The $50 Fort Stewart permit is good for one year. Do not need the $15 daily. Will require you to register any gun before you go. Form is on FS gun registration web site. For archery, you must pass a shooting test. Orange vest is required. Good campground off of hwy 144. Hookup and primitive sites. I will be in primitive site next week and is $11 a night. Clean restroom and showers. Subway near campground. Must obey all regulations. They do not take excuses. Areas patrolled by MP and federal game wardens. Areas are numbered and must check web site daily to see if area is open for hunting. Legal weapons vary for various areas and can get confusing. You can check in and out of areas using your cell phone. Can not hog hunt during turkey season. They have skinning rack.


----------



## Hillbilly stalker (May 9, 2017)

BowArrow said:


> The $50 Fort Stewart permit is good for one year. Do not need the $15 daily. Will require you to register any gun before you go. Form is on FS gun registration web site. For archery, you must pass a shooting test. Orange vest is required. Good campground off of hwy 144. Hookup and primitive sites. I will be in primitive site next week and is $11 a night. Clean restroom and showers. Subway near campground. Must obey all regulations. They do not take excuses. Areas patrolled by MP and federal game wardens. Areas are numbered and must check web site daily to see if area is open for hunting. Legal weapons vary for various areas and can get confusing. You can check in and out of areas using your cell phone. Can not hog hunt during turkey season. They have skinning rack.
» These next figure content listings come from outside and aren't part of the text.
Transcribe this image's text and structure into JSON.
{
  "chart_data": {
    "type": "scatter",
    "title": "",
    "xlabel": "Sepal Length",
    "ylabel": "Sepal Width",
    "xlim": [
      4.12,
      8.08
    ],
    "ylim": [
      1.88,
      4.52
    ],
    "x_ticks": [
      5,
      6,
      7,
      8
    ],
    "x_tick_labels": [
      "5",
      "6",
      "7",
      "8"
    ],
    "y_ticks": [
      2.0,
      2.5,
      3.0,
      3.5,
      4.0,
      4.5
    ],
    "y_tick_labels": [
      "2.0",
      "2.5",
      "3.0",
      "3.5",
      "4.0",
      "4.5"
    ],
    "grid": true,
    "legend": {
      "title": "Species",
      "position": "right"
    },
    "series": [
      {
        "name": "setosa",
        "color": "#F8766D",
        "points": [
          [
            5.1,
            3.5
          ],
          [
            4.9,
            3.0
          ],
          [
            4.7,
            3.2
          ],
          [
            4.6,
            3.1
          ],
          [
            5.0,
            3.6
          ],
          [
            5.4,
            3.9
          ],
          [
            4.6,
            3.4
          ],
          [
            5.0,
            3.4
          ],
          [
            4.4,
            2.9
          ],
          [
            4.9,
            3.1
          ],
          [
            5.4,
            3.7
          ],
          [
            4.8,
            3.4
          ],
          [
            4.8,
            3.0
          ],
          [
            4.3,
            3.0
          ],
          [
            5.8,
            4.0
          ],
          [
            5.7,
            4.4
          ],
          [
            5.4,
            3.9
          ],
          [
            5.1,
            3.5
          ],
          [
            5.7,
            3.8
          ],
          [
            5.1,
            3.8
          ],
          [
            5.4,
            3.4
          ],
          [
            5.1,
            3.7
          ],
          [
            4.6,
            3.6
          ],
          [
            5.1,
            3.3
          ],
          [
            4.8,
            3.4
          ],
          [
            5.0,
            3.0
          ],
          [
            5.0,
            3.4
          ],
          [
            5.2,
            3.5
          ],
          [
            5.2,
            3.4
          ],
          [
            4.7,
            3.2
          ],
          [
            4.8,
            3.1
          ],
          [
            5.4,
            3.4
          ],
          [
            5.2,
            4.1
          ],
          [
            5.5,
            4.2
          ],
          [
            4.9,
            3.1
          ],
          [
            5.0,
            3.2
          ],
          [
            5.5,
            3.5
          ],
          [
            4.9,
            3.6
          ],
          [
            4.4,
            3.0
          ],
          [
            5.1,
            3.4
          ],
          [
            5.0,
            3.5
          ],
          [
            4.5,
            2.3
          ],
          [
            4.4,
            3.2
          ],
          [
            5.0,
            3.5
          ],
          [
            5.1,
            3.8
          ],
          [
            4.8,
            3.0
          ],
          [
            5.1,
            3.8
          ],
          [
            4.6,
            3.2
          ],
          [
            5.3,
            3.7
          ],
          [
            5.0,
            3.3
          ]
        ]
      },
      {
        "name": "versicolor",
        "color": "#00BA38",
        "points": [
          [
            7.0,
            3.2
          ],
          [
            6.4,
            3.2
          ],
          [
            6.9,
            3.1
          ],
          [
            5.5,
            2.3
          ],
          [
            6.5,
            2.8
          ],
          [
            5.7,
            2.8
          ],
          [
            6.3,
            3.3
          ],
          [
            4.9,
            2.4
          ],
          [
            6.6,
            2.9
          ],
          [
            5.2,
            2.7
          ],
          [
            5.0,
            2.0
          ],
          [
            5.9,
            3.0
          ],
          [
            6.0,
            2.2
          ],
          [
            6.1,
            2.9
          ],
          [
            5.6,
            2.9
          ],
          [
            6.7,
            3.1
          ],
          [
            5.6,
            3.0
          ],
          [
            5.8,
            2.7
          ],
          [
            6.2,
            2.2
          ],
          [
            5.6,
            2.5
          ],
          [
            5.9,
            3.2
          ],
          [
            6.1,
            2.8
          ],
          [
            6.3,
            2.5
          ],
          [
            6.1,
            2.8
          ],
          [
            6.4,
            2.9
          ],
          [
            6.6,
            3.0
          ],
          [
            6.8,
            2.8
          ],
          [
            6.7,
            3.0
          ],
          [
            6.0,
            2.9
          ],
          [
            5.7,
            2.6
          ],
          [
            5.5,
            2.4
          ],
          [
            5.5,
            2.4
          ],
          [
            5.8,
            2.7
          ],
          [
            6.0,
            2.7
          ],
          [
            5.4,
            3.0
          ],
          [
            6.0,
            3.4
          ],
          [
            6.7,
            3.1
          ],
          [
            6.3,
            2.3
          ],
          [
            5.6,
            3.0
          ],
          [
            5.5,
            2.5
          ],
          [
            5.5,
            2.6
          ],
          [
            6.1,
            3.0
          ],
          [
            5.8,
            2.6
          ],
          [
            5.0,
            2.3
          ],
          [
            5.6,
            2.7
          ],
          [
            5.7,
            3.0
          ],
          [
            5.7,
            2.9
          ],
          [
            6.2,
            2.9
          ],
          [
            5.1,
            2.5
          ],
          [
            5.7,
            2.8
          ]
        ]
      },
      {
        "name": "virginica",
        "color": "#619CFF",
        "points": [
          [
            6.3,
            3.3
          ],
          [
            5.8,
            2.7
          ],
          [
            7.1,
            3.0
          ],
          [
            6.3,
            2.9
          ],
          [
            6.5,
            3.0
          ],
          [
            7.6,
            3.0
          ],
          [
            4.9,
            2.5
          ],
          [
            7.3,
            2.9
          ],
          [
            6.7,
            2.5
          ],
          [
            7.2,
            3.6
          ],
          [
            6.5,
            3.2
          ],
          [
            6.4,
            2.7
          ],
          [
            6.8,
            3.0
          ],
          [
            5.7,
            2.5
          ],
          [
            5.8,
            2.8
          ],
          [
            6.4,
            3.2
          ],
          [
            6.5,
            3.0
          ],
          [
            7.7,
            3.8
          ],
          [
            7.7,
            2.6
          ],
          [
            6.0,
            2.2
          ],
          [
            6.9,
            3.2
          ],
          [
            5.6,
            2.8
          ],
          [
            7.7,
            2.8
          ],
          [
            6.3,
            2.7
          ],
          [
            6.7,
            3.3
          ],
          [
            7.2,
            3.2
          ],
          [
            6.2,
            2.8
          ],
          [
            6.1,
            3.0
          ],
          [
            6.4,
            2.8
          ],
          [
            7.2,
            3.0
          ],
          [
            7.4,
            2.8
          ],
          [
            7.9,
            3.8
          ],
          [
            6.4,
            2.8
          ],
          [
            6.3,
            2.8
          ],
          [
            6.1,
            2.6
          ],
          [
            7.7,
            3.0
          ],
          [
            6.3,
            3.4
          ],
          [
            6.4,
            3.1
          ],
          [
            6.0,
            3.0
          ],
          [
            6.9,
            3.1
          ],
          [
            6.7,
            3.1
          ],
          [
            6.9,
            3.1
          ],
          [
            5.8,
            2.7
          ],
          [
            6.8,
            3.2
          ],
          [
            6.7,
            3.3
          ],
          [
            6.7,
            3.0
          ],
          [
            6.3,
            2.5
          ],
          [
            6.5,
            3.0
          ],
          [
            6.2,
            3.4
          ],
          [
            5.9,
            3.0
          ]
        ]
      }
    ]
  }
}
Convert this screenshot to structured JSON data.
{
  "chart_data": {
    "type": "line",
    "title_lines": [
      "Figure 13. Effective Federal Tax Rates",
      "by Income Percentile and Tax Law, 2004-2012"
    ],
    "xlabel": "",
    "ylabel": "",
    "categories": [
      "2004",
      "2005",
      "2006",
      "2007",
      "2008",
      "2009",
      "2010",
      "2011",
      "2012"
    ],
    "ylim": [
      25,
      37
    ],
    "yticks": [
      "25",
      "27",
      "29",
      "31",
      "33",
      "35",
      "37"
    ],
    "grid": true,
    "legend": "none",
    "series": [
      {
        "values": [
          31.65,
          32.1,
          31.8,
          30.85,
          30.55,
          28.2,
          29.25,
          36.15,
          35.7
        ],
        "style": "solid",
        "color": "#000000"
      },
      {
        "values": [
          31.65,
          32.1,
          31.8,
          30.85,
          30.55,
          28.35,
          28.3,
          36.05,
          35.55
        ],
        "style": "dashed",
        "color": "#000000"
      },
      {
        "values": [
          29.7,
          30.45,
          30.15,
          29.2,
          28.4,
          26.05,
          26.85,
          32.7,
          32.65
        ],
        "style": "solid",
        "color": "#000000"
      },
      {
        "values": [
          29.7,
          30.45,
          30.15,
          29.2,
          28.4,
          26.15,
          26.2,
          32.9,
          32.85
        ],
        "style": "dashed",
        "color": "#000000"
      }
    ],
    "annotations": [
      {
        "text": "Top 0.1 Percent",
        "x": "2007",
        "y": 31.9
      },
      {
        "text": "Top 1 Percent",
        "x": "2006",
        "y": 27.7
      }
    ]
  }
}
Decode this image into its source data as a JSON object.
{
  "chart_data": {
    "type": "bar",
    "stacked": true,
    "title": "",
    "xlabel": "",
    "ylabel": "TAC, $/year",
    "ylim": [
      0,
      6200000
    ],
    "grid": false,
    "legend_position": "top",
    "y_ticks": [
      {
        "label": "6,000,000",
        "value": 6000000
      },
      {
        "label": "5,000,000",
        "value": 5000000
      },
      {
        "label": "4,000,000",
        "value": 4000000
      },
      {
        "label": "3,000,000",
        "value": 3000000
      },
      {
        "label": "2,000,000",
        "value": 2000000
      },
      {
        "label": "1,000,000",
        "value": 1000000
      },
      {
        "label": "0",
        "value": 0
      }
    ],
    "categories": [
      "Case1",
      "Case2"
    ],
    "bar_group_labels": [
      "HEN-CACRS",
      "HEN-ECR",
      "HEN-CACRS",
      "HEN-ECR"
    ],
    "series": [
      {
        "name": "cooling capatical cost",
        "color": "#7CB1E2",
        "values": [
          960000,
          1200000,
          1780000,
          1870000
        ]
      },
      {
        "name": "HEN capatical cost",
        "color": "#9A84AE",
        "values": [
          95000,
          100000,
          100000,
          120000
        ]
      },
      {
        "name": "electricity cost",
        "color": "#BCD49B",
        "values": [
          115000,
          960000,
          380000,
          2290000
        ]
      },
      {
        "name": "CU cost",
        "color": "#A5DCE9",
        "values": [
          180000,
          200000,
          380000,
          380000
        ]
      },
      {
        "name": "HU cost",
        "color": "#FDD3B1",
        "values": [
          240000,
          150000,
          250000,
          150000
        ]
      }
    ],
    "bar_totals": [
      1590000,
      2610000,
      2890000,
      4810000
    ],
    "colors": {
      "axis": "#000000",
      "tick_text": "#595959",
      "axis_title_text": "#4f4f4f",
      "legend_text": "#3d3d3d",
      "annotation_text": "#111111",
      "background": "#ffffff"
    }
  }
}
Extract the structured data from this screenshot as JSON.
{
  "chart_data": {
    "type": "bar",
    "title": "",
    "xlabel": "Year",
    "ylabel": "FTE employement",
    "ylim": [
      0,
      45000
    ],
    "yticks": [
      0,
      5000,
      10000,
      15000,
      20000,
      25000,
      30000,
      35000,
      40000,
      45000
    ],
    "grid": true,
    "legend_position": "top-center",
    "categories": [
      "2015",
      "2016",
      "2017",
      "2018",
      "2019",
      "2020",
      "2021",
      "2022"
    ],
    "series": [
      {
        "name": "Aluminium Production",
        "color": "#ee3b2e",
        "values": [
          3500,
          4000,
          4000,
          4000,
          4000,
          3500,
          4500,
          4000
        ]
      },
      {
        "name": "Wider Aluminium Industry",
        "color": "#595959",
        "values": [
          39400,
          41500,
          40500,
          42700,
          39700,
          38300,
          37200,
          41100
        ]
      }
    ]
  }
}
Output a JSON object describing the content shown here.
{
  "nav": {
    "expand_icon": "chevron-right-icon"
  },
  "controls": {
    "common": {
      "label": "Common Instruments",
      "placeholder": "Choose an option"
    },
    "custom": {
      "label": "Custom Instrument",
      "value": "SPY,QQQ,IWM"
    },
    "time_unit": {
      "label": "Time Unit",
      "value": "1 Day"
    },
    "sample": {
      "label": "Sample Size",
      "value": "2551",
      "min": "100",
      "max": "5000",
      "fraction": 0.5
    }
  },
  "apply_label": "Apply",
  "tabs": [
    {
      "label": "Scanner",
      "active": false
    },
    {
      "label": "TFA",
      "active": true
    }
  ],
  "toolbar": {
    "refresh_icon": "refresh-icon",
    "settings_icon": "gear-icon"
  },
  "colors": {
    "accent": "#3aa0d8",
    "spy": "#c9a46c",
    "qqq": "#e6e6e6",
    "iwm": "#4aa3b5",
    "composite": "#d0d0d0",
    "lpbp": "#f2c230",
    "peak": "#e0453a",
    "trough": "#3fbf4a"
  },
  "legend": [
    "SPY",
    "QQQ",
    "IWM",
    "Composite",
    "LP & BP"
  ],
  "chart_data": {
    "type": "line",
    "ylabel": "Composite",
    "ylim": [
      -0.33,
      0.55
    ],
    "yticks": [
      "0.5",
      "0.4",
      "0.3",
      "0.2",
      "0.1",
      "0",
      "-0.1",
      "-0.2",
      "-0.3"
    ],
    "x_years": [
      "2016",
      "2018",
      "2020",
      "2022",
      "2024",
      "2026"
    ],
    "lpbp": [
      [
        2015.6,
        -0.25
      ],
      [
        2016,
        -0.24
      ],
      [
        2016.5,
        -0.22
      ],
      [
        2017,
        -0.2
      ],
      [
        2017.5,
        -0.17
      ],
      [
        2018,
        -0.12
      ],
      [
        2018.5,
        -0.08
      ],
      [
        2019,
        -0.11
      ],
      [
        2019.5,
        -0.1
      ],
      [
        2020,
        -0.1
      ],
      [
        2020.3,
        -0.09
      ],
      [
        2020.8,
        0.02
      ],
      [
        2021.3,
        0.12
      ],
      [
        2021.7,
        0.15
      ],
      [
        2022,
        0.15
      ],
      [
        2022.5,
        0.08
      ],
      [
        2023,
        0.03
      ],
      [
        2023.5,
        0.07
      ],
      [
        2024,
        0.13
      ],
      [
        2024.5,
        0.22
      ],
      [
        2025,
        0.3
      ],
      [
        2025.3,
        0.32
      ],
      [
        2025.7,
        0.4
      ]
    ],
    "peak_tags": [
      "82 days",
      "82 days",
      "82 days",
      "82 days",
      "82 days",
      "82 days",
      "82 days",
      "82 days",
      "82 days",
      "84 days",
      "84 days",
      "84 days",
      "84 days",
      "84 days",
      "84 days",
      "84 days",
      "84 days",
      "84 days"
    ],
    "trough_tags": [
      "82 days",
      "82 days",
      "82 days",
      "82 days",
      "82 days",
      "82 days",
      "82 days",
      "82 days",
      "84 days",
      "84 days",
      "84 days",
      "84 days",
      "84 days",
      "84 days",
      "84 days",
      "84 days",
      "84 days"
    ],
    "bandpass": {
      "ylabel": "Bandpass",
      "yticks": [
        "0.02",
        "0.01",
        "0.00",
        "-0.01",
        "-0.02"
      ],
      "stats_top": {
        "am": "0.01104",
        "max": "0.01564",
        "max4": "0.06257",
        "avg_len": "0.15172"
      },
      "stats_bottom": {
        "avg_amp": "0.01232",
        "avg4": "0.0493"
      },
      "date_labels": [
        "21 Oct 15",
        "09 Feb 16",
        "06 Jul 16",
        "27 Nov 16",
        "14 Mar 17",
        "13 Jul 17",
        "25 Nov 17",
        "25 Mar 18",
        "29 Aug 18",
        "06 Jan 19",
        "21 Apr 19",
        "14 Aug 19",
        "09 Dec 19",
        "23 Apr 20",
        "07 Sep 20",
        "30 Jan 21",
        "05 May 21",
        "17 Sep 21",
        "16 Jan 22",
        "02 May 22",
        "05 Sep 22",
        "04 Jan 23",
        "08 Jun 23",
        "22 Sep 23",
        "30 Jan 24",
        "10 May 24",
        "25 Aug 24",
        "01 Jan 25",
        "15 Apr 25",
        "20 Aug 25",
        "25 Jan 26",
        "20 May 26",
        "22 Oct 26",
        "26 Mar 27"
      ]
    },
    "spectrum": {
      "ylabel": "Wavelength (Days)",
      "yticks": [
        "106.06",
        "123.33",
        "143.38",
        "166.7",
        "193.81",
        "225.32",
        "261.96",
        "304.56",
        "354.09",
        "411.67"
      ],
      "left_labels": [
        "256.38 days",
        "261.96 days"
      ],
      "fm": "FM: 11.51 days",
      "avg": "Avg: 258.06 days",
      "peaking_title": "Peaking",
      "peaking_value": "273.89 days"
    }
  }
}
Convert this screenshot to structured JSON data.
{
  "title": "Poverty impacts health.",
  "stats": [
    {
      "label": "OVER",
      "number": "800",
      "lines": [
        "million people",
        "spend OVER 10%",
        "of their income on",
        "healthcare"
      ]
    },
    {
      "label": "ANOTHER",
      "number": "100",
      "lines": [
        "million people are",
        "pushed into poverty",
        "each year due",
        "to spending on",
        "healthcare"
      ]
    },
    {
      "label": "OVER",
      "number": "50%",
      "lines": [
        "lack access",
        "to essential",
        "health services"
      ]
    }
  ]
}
thank you sir.  When is turkey season over ?


----------



## GLS (May 10, 2017)

You will also need to have a hunter's safety certification card to be eligible for a pass and you will need to have it on you at all times.  This is a trip wire for many.  Turkey season ends May 15.  Gil


----------



## BowArrow (May 10, 2017)

Thanks GLS. I forgot safety card which is important. I would suggest reading all FS hunting regulations. You can not use a road if the areas on both sides are closed. Sometimes you must go out of the way to get to an area you want to hunt. If you ask some of the FS hog hunters on this site, they will help you with some of the good areas. I would help but have just recently started hog hunting at FS although I did bow hunt deer in the 60's, 70's and 80's. Lot of game at FS. Wish it was a little closer.


----------



## Hillbilly stalker (May 10, 2017)

Man thanks guys, I appriciate all the info. It's 4 1/2 hour drive and I want to have all my ducks in a row when I get there.  I called today and the lady wasn much help at the permit office.  She just said they were switching to I sportsman and keep checking.  Is there a map anywhere that shows what weapon is allowed where ?


----------



## robert carter (May 11, 2017)

There is a map showing weapons. Google fort stewart hunting and you can get a lot of info. Those Ladies at pass and permit are really nice but know very little about the rules.  When I have a question I go talk to the game warden. RC


----------



## GLS (May 11, 2017)

Some of the game wardens are good fellows and knowledgeable.  However, it's best to rely on the SOP for what you can do or not do which is published online.  Print it out and carry it with you, but read it.  It's 44 pages.  Recently a game warden saw my buddy's turkey shotgun in the bed of his truck.  Well-meaning he told him he wasn't going to write him up, but warned him a "younger" game warden might.  The GW didn't know the reg.  Regs distinguish between weapons under and over 21".  His clearly was over 21" which can be in open view, uncased and unloaded anywhere in vehicle, or cased and unloaded, or in a storage compartment, unloaded.  Ammunition in  separate place.  Page 13 (c).   There are three options for transporting a shotgun in other words.  Some wardens confuse and mix up the more restrictive rules for weapons under 21" with those of weapons over 21".  Then there was the time a young warden escorted a buddy out of the woods for hunting with a .410 which he said was illegal.  The head warden straightened out the younger one.
It seems silly that one has to carry the hunter safety card at all times as one can't get a permit without first showing it at pass and permit.  However, the regs require it to be carried on one's person at all times and that's why it's enforced.  Page 7 (c).
http://www.stewart.army.mil/info/?id=448&p=19


----------